Hi Tom, good point - after HIMEM / EMM386 are loaded, there
is *usually* (unless you use some "keep N kilobytes of int 15
memory free" switch!) no int 15 memory left visible to other
programs. However:

> EMM386 won't even load without HIMEM present.
> thus noone is allowed to call int 15.87 when emm386 is loaded.
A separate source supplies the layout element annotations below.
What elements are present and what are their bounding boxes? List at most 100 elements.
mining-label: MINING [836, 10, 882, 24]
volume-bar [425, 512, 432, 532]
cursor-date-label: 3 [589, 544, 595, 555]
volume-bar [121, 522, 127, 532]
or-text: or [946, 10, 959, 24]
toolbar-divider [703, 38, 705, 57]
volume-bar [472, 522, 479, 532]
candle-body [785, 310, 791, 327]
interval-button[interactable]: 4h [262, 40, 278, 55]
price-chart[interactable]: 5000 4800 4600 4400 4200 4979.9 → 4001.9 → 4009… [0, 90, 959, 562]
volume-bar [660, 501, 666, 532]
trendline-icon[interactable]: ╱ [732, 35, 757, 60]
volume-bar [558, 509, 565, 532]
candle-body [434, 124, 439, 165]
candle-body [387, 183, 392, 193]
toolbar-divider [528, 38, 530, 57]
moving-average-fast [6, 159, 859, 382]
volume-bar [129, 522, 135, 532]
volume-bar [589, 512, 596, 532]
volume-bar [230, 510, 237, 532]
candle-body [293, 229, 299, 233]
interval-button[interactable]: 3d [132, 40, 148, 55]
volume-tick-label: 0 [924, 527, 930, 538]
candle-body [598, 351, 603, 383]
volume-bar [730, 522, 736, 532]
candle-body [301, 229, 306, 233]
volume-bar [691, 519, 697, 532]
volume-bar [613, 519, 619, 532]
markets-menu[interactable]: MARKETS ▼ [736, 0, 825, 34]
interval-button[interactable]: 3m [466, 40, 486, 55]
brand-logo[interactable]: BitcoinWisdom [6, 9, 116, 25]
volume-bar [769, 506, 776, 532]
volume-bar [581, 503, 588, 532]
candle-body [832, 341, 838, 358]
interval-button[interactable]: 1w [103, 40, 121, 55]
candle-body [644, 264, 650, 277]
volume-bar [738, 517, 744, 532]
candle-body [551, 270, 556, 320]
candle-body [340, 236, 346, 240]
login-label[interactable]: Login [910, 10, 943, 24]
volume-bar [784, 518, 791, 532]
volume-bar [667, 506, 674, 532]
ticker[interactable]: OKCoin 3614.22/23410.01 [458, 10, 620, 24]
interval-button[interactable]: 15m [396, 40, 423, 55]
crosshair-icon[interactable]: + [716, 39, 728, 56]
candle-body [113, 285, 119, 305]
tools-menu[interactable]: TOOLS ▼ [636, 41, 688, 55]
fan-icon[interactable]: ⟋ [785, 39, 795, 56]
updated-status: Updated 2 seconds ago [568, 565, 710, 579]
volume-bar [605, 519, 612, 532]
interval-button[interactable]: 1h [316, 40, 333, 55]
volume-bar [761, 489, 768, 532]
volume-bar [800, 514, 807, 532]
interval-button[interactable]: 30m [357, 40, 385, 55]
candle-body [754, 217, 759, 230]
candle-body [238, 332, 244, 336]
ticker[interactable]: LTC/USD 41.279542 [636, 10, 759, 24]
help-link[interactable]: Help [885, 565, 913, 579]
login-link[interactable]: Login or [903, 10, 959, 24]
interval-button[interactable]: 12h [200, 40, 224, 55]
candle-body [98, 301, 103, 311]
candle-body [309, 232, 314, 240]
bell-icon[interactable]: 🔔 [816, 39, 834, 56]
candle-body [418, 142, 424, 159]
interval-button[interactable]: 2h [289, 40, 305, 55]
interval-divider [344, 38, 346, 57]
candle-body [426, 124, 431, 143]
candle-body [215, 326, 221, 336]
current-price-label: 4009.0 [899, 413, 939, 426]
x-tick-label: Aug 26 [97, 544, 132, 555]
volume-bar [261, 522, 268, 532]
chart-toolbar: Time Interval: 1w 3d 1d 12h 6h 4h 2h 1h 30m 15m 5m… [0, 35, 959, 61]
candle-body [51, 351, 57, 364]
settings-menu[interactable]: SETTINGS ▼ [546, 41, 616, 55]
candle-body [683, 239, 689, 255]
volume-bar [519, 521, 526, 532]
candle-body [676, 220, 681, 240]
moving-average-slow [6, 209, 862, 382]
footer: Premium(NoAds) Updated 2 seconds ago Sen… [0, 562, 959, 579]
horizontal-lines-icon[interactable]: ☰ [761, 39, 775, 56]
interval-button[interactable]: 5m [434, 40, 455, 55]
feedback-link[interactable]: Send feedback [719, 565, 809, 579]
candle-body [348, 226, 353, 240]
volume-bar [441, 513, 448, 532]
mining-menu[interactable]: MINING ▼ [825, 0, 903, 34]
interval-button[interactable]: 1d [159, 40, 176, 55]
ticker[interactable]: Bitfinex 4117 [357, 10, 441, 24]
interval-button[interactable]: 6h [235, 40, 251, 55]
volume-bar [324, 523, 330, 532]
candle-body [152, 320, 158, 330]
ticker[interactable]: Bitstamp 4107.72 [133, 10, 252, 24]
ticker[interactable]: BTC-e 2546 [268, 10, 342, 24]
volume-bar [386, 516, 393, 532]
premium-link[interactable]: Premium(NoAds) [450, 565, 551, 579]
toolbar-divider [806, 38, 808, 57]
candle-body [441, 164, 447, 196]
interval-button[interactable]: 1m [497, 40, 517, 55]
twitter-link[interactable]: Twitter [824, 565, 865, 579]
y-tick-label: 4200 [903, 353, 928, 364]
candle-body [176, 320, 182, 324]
I would not be that sure ;-). FDAPM uses int 15.87 to access
the BIOS ACPI tables, which works 1. fine and 2. without the
memcheck option (which you only need if you want to access a
non-RAM area, e.g. a framebuffer, by int 15.87, while most
framebuffer/...-accessing programs use protected mode and their
own page tables anyway).
While FDAPM might be an exception - use 4 GB access space but
without running in protected mode all the time - some drivers
with MMIO access *can* need memcheck option unless they run
in protected mode (USB and PCI sound drivers often do run in
protected mode...).

The mere existence of the memcheck option tells us that int 15.87
is actually used by programs, and sometimes even to access non-RAM
address space. Even if only normal RAM is accessed, such programs
will want a non-buggy int 15.87 around.

Eric

PS: FDAPM is a com file, so DS=ES, so it works even with the
buggy EMM386-internal int 15.87 X-).